Psychiatric Inpatients Have Low Vitamin D Levels
By Mark Cowen News Medical-Net June 27, 2012
Results from a New Zealand study show that vitamin D deficiency is common in psychiatric inpatients, particularly among patients with schizophrenia and those of Maori descent.
The findings suggest that psychiatric inpatients may benefit from vitamin D supplementation, say the researchers.
David Menkes (Waikato Clinical School, Hamilton) and team found that 91% of the 102 inpatients studied had blood levels of 25-hydroxy vitamin D3 below 75 nM, which is considered suboptimal.
Furthermore, 74% had vitamin D levels below 50 nM, indicating at least mild deficiency, and 19% were severely deficient, with levels below 25 nM.
Vitamin D levels were also found to vary by diagnosis, with schizophrenia patients (n=38) showing the lowest mean levels, at 34.5 nM, and bipolar disorder patients (n=19) the highest, at 49.4 nM.

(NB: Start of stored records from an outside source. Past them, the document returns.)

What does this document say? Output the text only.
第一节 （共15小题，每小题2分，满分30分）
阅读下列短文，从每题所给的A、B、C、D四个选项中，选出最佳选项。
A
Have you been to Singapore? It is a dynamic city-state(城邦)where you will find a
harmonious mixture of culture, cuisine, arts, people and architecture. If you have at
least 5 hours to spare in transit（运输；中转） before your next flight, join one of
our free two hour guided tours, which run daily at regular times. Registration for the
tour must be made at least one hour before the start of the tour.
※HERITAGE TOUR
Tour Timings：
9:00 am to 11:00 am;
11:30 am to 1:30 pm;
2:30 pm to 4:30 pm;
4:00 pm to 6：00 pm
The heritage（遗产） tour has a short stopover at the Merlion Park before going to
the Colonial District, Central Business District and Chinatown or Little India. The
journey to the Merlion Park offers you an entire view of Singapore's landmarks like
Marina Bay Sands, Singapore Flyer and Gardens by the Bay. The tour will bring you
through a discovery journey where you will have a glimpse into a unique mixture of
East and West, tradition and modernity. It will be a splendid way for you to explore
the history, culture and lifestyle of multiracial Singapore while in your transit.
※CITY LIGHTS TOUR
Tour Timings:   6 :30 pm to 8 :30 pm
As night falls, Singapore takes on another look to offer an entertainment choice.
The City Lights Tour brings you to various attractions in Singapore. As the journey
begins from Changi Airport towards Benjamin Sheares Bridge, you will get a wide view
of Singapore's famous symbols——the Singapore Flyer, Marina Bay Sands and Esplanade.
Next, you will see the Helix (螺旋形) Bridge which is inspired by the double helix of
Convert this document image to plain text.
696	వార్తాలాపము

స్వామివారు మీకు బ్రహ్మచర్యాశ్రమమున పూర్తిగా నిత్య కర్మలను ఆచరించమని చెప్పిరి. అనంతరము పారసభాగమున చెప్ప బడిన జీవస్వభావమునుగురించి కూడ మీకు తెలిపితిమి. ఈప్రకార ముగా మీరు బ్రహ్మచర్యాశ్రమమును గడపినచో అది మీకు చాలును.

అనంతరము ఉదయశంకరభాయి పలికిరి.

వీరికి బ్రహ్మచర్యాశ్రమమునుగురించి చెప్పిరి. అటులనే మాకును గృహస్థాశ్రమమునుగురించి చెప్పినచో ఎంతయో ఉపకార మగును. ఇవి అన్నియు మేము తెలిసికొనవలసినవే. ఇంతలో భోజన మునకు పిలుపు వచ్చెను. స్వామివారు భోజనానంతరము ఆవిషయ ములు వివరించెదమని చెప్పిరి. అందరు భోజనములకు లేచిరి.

Furthermore, patients with schizophrenia-spectrum disorders (schizophrenia and schizoaffective disorder, n=49) were significantly more likely to be severely vitamin D deficient than those with other disorders, at 34% versus 9%.
Although patients with schizophrenia-spectrum disorders had spent more days hospitalized than those with other diagnoses, and had therefore spent more time indoors, “this difference was not significant and cannot account for the striking association of diagnosis with vitamin D,” say the researchers.
The team also found that patients of Maori descent (n=51) had significantly lower mean vitamin D levels than non-Maori patients, at 37.8 versus 47.5 nM. And 14 Maori patients were severely deficient compared with just five non-Maori patients.
Menkes and team conclude in BMC Psychiatry: “The observed prevalence of vitamin D deficiency in our psychiatric inpatient population supports the idea that supplementation should be more generally available, and perhaps routinely prescribed, given its low cost, lack of adverse effects and multiple potential benefits.”
They add: “Supplementation may be of particular benefit to Maori and to patients with schizophrenia; both groups have characteristically poor physical health outcomes and were found in this study to have exceptionally low vitamin D levels.”